As it relates to nonpublic information in the securities trading are, ClearRock Capital's standard of business conduct focuses upon non-disclosure. No person associated with ClearRock Capital shall disclose "material nonpublic" (see definition below) information about a company or about the market for that company's securities: (a) to any person except to the extent necessary to carry out ClearRock Capital's legitimate business obligations, or (b) in circumstances in which the information is likely to be used for unlawful trading. No ClearRock Capital employee who is in possession of material nonpublic information about a company, or about the market for that company's securities, is permitted to purchase or sell those securities until the information becomes public and sufficient time has passed such that the market would have already reacted.
Finally, it is, and always has been, the policy of ClearRock Capital that it and each such supervised person comply with the aforementioned standards and to recognize that ClearRock Capital has a fiduciary obligation towards its clients. Supervised persons should be fully aware of the high value ClearRock Capital has placed and continues to place on adherence by all supervised persons to ethical conduct at all times, and all supervised persons are urged to comply not only with the letter of their respective fiduciary duties, but also to the ideals of ClearRock Capital. In addition, all supervised persons are required to comply with those federal securities laws which apply to the business of ClearRock Capital, and your execution of the Annual Acknowledgement of the Policies and Procedures, if you are a supervised person, constitutes your agreement that you have complied, and will continue to comply, with such applicable laws.

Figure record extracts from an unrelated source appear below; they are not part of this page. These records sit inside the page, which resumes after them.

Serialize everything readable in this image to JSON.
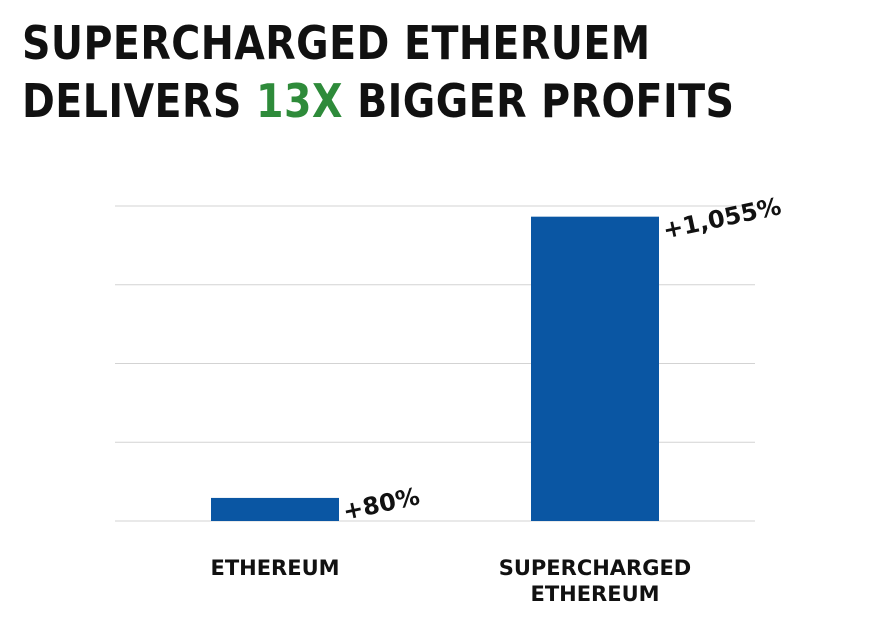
{
  "title_line1": "SUPERCHARGED ETHERUEM",
  "title_line2_pre": "DELIVERS ",
  "title_line2_highlight": "13X",
  "title_line2_post": " BIGGER PROFITS",
  "colors": {
    "bar": "#0a56a3",
    "highlight": "#2e8b3a",
    "grid": "#d3d3d3",
    "text": "#111111"
  },
  "chart_data": {
    "type": "bar",
    "title": "SUPERCHARGED ETHERUEM DELIVERS 13X BIGGER PROFITS",
    "categories": [
      "ETHEREUM",
      "SUPERCHARGED ETHEREUM"
    ],
    "category_label_lines": [
      [
        "ETHEREUM"
      ],
      [
        "SUPERCHARGED",
        "ETHEREUM"
      ]
    ],
    "values": [
      80,
      1055
    ],
    "data_labels": [
      "+80%",
      "+1,055%"
    ],
    "ylim": [
      0,
      1092
    ],
    "gridlines": 4,
    "grid": true,
    "axis_labels_shown": false
  }
}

For purpose of this paragraph, "federal securities laws" means the Securities Act of 1033 (15 U.S.C.77a-aa), the Securities Exchange Act of 1934 (15 U.S.C. 78a --mm), the Sarbanes-Oxley Act of 2002 (Pub. L. 107-204, 116 Stat. 745 (2002)), the Investment Company Act of 1940 (15 U.S.C. 80a), the Investment Advisers Act of 1940 (15 U.S.C. 80b), Title B of the Gramm-Leach-Bliley Act (Pub. L. No. 106-102, 113 Stat. 1338 (1999)), any rules adopted by the Commission under any of these statutes, the Bank Secrecy Act (31 U.S.C. 5311 -- 5314;5316 -- 5332) as it applies to funds and investment advisers, and any rules adopted thereunder by the SEC or the Department of the Treasury.